От мира сего — страница 8 из 92

Любое врачебное предписание он старался перепроверить у заведующего отделением, потому почти каждый день являлся к Вершилову и требовал подтвердить правильность предписания лечащего врача. Когда сестра делала ему укол, он сперва требовал дополнительно прокипятить шприц, потом проверял ампулу, именно ли это та самая ампула, которая ему необходима. Любые таблетки, которые давала сестра, даже если это самая невинная таблетка пирамидона, он долго и вдумчиво оглядывал, обнюхивал, как выражалась старшая сестра Клавдия Петровна, чуть ли не пробовал на зубок.

В то же время его все жалели, и врачи и сестры: он медленно, неотвратимо погибал. У него стал катастрофически падать гемоглобин, появились одышка, головокружения.
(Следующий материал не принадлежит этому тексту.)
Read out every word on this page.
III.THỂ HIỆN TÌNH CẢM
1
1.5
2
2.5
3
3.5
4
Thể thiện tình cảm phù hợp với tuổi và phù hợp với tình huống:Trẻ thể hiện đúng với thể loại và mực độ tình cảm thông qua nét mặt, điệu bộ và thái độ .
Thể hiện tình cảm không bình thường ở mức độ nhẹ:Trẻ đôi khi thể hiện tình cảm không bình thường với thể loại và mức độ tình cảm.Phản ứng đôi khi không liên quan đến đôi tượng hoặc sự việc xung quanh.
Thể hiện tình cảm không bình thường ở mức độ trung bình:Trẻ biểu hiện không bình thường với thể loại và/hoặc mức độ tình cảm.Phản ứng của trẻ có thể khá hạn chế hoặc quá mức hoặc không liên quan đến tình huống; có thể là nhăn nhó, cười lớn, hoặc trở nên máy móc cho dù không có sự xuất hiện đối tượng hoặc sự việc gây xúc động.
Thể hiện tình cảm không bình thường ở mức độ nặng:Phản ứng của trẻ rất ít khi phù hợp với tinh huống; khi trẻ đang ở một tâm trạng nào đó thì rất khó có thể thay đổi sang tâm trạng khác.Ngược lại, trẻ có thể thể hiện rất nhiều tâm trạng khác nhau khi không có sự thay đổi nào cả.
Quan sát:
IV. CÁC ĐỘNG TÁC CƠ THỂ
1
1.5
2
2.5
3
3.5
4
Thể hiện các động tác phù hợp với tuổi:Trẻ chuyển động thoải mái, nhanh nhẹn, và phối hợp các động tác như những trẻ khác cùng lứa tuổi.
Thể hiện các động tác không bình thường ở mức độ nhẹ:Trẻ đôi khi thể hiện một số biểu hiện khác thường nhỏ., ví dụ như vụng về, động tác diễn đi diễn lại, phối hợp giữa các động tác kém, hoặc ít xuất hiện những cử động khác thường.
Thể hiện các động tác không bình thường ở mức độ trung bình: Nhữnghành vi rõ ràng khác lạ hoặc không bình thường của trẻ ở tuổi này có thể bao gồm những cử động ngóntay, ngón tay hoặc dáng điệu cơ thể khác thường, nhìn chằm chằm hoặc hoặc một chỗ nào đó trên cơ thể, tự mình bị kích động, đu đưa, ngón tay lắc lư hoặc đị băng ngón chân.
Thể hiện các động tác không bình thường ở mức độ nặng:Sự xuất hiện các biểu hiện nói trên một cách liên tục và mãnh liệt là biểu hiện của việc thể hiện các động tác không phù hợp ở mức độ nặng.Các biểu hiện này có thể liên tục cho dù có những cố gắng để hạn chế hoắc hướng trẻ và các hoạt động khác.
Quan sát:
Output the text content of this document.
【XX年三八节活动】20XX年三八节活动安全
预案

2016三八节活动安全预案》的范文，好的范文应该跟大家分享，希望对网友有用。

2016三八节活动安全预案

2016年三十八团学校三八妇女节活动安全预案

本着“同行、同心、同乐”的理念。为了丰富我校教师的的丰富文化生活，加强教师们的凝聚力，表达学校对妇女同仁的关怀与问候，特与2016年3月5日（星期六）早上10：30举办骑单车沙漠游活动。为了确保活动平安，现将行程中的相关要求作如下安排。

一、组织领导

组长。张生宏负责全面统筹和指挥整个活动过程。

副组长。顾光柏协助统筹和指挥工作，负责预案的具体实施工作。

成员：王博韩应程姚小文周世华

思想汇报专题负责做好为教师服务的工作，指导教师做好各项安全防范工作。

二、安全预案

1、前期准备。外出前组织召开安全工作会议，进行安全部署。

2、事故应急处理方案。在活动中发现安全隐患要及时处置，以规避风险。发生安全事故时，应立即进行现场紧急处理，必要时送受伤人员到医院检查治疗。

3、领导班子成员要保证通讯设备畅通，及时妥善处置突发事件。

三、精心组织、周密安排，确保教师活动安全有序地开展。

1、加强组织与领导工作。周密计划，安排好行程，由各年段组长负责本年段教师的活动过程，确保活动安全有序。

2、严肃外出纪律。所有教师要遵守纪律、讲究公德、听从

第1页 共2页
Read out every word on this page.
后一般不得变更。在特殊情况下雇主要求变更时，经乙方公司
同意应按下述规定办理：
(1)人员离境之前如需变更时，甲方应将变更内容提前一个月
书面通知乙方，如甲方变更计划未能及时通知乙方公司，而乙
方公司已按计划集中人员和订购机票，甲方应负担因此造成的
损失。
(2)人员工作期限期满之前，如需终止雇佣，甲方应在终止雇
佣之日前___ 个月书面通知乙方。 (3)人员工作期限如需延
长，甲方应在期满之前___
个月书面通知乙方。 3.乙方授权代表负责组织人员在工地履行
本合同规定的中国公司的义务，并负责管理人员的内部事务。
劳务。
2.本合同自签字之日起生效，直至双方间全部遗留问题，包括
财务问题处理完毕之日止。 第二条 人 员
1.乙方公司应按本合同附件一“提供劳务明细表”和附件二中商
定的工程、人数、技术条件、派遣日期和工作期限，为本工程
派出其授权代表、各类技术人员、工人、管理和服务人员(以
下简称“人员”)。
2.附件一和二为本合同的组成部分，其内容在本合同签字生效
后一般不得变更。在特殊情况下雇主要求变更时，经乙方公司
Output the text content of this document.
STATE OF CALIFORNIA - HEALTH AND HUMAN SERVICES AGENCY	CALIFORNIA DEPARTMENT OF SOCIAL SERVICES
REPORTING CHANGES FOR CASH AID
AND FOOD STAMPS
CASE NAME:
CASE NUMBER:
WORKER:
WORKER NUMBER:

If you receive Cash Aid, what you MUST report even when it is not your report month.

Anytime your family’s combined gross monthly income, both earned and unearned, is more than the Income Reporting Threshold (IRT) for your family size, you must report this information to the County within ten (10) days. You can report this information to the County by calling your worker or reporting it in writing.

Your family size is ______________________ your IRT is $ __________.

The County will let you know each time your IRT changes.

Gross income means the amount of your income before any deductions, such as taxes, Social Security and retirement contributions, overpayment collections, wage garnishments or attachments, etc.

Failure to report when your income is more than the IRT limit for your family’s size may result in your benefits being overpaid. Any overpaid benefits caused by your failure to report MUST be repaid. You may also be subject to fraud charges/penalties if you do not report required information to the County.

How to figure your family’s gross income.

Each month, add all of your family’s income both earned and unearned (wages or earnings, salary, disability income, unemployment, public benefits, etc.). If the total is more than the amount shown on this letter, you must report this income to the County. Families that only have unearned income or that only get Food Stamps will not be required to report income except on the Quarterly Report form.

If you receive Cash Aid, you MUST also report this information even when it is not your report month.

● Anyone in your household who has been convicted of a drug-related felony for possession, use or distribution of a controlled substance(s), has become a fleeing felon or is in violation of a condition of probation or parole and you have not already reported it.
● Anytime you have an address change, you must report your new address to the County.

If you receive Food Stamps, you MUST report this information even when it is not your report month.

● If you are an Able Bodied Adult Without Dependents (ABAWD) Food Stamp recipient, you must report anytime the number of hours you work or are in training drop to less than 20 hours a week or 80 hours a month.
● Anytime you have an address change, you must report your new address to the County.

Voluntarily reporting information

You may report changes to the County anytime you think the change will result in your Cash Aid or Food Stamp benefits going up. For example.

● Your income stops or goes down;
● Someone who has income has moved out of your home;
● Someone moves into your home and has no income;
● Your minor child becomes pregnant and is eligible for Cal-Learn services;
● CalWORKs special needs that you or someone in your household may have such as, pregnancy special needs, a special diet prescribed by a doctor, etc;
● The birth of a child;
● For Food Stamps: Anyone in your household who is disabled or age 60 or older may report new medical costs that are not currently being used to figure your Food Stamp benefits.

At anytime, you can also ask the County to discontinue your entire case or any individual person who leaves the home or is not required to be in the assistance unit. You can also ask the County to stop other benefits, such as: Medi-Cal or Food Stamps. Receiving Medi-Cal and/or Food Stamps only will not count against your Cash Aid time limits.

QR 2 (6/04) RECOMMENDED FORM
И он сам сказал доктору Вареникову:

— Мне необходимо переливание крови.

Вареников задумчиво посмотрел на него. Ямщиков недаром столько месяцев провел в больнице, сам признавался, что понимает все свои хворобы не хуже любого доктора.

Однако Вареников попытался с ним поспорить:

— Подождем, поколем вас сперва…

Но Ямщиков перебил его сразу же:

— Нет уж, доктор, мне поможет только переливание, больше ничего!

И Вареников — хочешь не хочешь — сдался, велел дежурной сестре перелить ему плазмы.

Но и на этот раз Ямщиков, что называется, подсек его.

Мгновенно ринулся к Вершилову.

— Что же это такое? — завопил. — Старому, заслуженному человеку жалеют кровушки? Плазмой хотят отделаться?

По его изможденному, изъеденному недугом лицу катились слезы. Вершилов немедленно распорядился — перелить две ампулы крови.

Как Зоя Ярославна и ожидала, Вареников не преминул исправно и обстоятельно доложить обо всем происшедшем главному врачу.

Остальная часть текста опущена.